205 gündür her gün hayat suyundan iki damla düşüyor.
Ankara Sincan Cezaevi yerleşkesine kurulmuş mahkeme salonuna tekerlekli sandalyede getirildi.
İlk sözü “göz göre göre cinayeti izliyorsunuz”.
Bedeni erimiş, sakalları uzamış.
Cüppelerinin onurunu satıp bu ölüm oyununa dahil edilenlere adalet dersi veriyor;
“Ben işinden atılmış bir sınıf öğretmeniyim, köleliğe karşı Spartaküs’üm, Firavuna karşı Musa’yım”.

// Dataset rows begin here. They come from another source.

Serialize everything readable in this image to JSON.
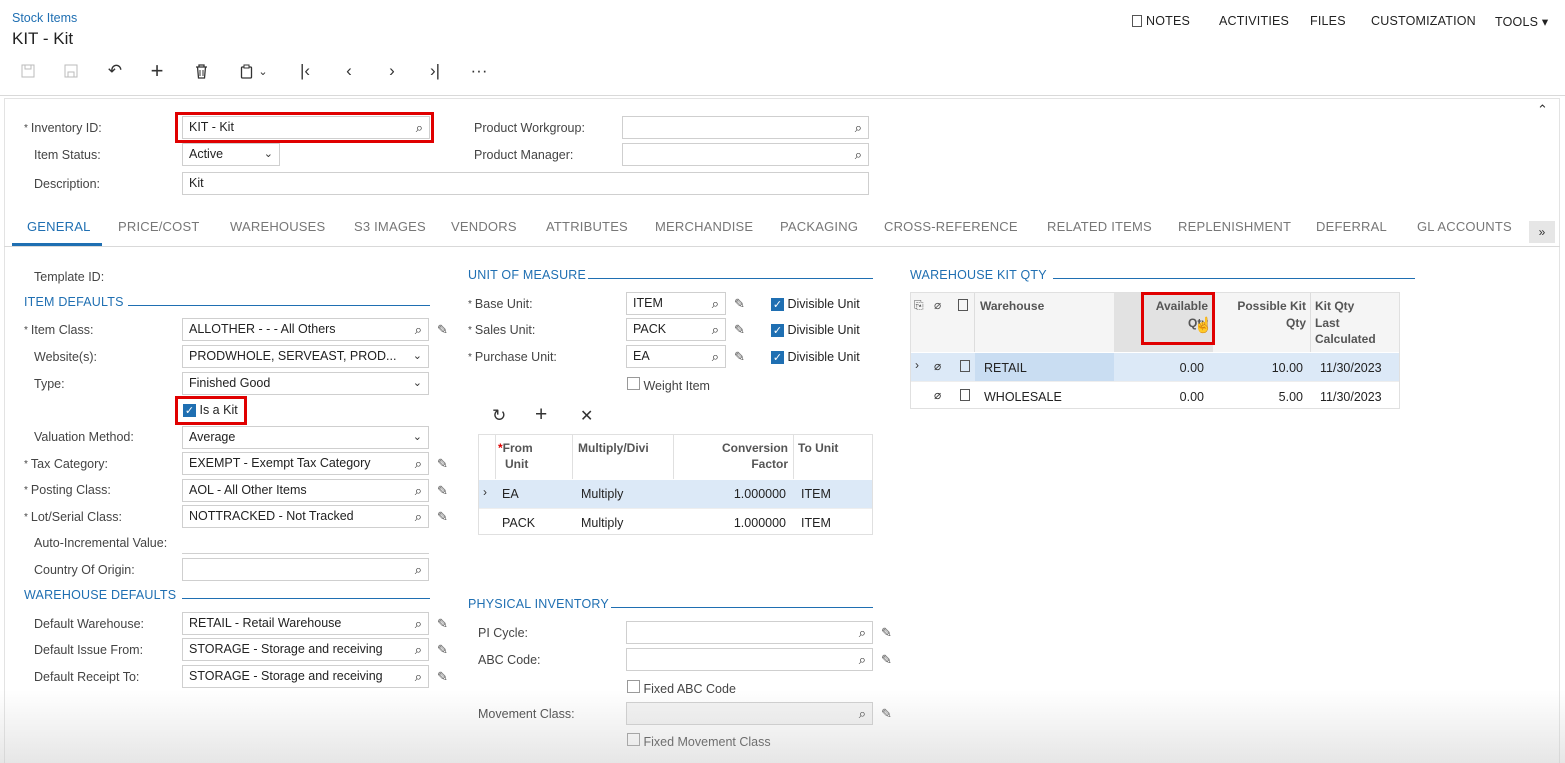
{
  "header": {
    "breadcrumb": "Stock Items",
    "title": "KIT - Kit",
    "menu": {
      "notes": "NOTES",
      "activities": "ACTIVITIES",
      "files": "FILES",
      "customization": "CUSTOMIZATION",
      "tools": "TOOLS"
    }
  },
  "toolbar": {
    "icons": [
      "save-close-icon",
      "save-icon",
      "undo-icon",
      "add-icon",
      "delete-icon",
      "clipboard-icon",
      "first-icon",
      "prev-icon",
      "next-icon",
      "last-icon",
      "more-icon"
    ]
  },
  "summary": {
    "inventory_id": {
      "label": "Inventory ID:",
      "value": "KIT - Kit"
    },
    "item_status": {
      "label": "Item Status:",
      "value": "Active"
    },
    "description": {
      "label": "Description:",
      "value": "Kit"
    },
    "product_workgroup": {
      "label": "Product Workgroup:",
      "value": ""
    },
    "product_manager": {
      "label": "Product Manager:",
      "value": ""
    }
  },
  "tabs": [
    "GENERAL",
    "PRICE/COST",
    "WAREHOUSES",
    "S3 IMAGES",
    "VENDORS",
    "ATTRIBUTES",
    "MERCHANDISE",
    "PACKAGING",
    "CROSS-REFERENCE",
    "RELATED ITEMS",
    "REPLENISHMENT",
    "DEFERRAL",
    "GL ACCOUNTS"
  ],
  "general": {
    "template_id": {
      "label": "Template ID:"
    },
    "item_defaults_title": "ITEM DEFAULTS",
    "item_class": {
      "label": "Item Class:",
      "value": "ALLOTHER  -   - - All Others"
    },
    "websites": {
      "label": "Website(s):",
      "value": "PRODWHOLE, SERVEAST, PROD..."
    },
    "type": {
      "label": "Type:",
      "value": "Finished Good"
    },
    "is_a_kit": {
      "label": "Is a Kit",
      "checked": true
    },
    "valuation_method": {
      "label": "Valuation Method:",
      "value": "Average"
    },
    "tax_category": {
      "label": "Tax Category:",
      "value": "EXEMPT - Exempt Tax Category"
    },
    "posting_class": {
      "label": "Posting Class:",
      "value": "AOL - All Other Items"
    },
    "lot_serial_class": {
      "label": "Lot/Serial Class:",
      "value": "NOTTRACKED - Not Tracked"
    },
    "auto_incremental": {
      "label": "Auto-Incremental Value:"
    },
    "country_of_origin": {
      "label": "Country Of Origin:",
      "value": ""
    },
    "warehouse_defaults_title": "WAREHOUSE DEFAULTS",
    "default_warehouse": {
      "label": "Default Warehouse:",
      "value": "RETAIL - Retail Warehouse"
    },
    "default_issue_from": {
      "label": "Default Issue From:",
      "value": "STORAGE - Storage and receiving"
    },
    "default_receipt_to": {
      "label": "Default Receipt To:",
      "value": "STORAGE - Storage and receiving"
    }
  },
  "uom": {
    "title": "UNIT OF MEASURE",
    "base_unit": {
      "label": "Base Unit:",
      "value": "ITEM"
    },
    "sales_unit": {
      "label": "Sales Unit:",
      "value": "PACK"
    },
    "purchase_unit": {
      "label": "Purchase Unit:",
      "value": "EA"
    },
    "divisible_label": "Divisible Unit",
    "weight_item": "Weight Item",
    "grid": {
      "headers": {
        "from_unit_1": "From",
        "from_unit_2": "Unit",
        "multiply": "Multiply/Divi",
        "conv_1": "Conversion",
        "conv_2": "Factor",
        "to_unit": "To Unit"
      },
      "rows": [
        {
          "from": "EA",
          "op": "Multiply",
          "factor": "1.000000",
          "to": "ITEM"
        },
        {
          "from": "PACK",
          "op": "Multiply",
          "factor": "1.000000",
          "to": "ITEM"
        }
      ]
    }
  },
  "physical": {
    "title": "PHYSICAL INVENTORY",
    "pi_cycle": {
      "label": "PI Cycle:",
      "value": ""
    },
    "abc_code": {
      "label": "ABC Code:",
      "value": ""
    },
    "fixed_abc": "Fixed ABC Code",
    "movement_class": {
      "label": "Movement Class:",
      "value": ""
    },
    "fixed_movement": "Fixed Movement Class"
  },
  "kit_qty": {
    "title": "WAREHOUSE KIT QTY",
    "headers": {
      "warehouse": "Warehouse",
      "avail_1": "Available",
      "avail_2": "Qty",
      "possible_1": "Possible Kit",
      "possible_2": "Qty",
      "last_1": "Kit Qty",
      "last_2": "Last",
      "last_3": "Calculated"
    },
    "rows": [
      {
        "warehouse": "RETAIL",
        "available": "0.00",
        "possible": "10.00",
        "date": "11/30/2023"
      },
      {
        "warehouse": "WHOLESALE",
        "available": "0.00",
        "possible": "5.00",
        "date": "11/30/2023"
      }
    ]
  },
  "colors": {
    "accent": "#1f6fb2",
    "highlight": "#e00000",
    "selected_row": "#dce9f7"
  }
}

Semih, Nuriye’siz. 25 Eylül Pazartesi günü gece Ankara semaları helikopter ve polis sirenleriyle doldu. Hepimiz ‘ne oluyor’ derken Nuriye’nin kaçırıldığı bilgisi geliyor.
Bir hastane odasında bir yatağa mahkum edilmiş durumda. Günde 5 dakikalık bir görüşe izin veriliyor.
Zorla beslemek istiyorlar. 100 yıl önce Thomas Ashe zorla besleme sonucu hayatını kaybetti.
100 yıl sonra bu tekrar eder mi?
Semih ve Nuriye epey küçülmüşler. Nabız atışları yavaşlamış.
Biz etraflarında kenetlenip seslinin çığlığı olmazsak elimizden kayıp gidecekler.
Yeni Türkiye’nin başındaki zorba ve bağnaz islamcının KHK’sı ile binlerce kadın ve erkek ile birlikte keyfi bir şekilde mesleklerinden atıldılar.
Biat edip kabul etmediler.
305 gün önce Ankara caddelerinden geçip Kızılay sokaklarında yürüdüler. Yüksel caddesinde elinde Evrensel İnsan Hakları bildirgesini tutan heykelle oturdular. Bağnaz islamcı partinin zorba hükümetince haftalarca darp edildiler.
Nuriye ve Semih çocukların dilini öğrenmişlerdi. Şehrin, sokağın dilini biliyorlardı.
205 gündür duvarın ve kelepçenin sesleriyle doluyorlar. Duvarın ve kelepçenin sesini de artık biliyorlar.
Her gece derin vadilerin koynunda saklı bir bahçenin düşüyle uyuyup her sabah gardiyanın elindeki anahtar çıngırtısıyla uyanıyorlar. Akşam ekmek bekleyen çocukların akşam düşleri için girdikleri inzivada gün gün iki damla eksiliyorlar.
Kuşlar kanat çırpmıyor.
Ne toprak ninnisini ulaştırıyor ne de anne…
Semih ve Nuriye’nin sesini de yüklenip betona inat bizlere tabiatın kaçak rüzgarlarını gönderiyor; „Tarih, ekmek kavgasının tarihidir. Sömürü var olduğu sürece direnişte sürecek.“
Bize düşen dört beton arasına savrulmuş iki meyve ağacına derin vadilerden kanallar kazıyıp su taşımak.
Lakin Semih ve Nuriye’nin hayat suyu azaldıkça adaletin kalemi inceliyor.
Açlık zordur! 205 gündür iki boğazdan tek lokma ekmek, incir, peynir, fasulye vd. yemekler girmedi.
Beden kaç gün daha dayanacak?
Tabiat konuşmazsa Nuriye ve Semih’in hayat suyu bitecek!
Semih, annesi ile vedalaşmış.
Semih, Mahkeme Salonunda “İhraç edilen ağaç kökü yesin” diyen Bakan’a sesleniyorum, onu da yemiyoruz.
“Ömrümüzden yiyoruz” demiş.
#SemihVeNuriyeYaşasın.
Biz Nuriye ve Semih etrafından kenetlenmezsek ölecekler.
Nuriye ve Semih ölürlerse insanlık denilen vicdan ve adalet ölecek.
Eğer Semih ve Nuriye susarsa isimlerini nasıl söyleriz!
Sızımız büyür, ben de susarım…!
Susmayalım.
Semih ve Nuriye kitaplardan geldiler. Kitaplara gitmesinler…
Dostları yaşamaları için didinip duruyorlar. Ellerimizi elleri ile birleştirebiliriz.
Bir kelebek olup hücrelerine sızmak ve ellerine konmak için Türk devlet yetkililerine fax ve mektup gönderebiliriz.
Adres:
Türkiye Cumhurbaşkanlığı
Beştepe/Ankara
Fax:+90(0312)4193370
Bugün Nuriye ve Semih davasının mahkeme çizeriydim. Semih Özakça tane tane, çok net bir savunma yaptı. Çok zayıflamış fakat zihni açık.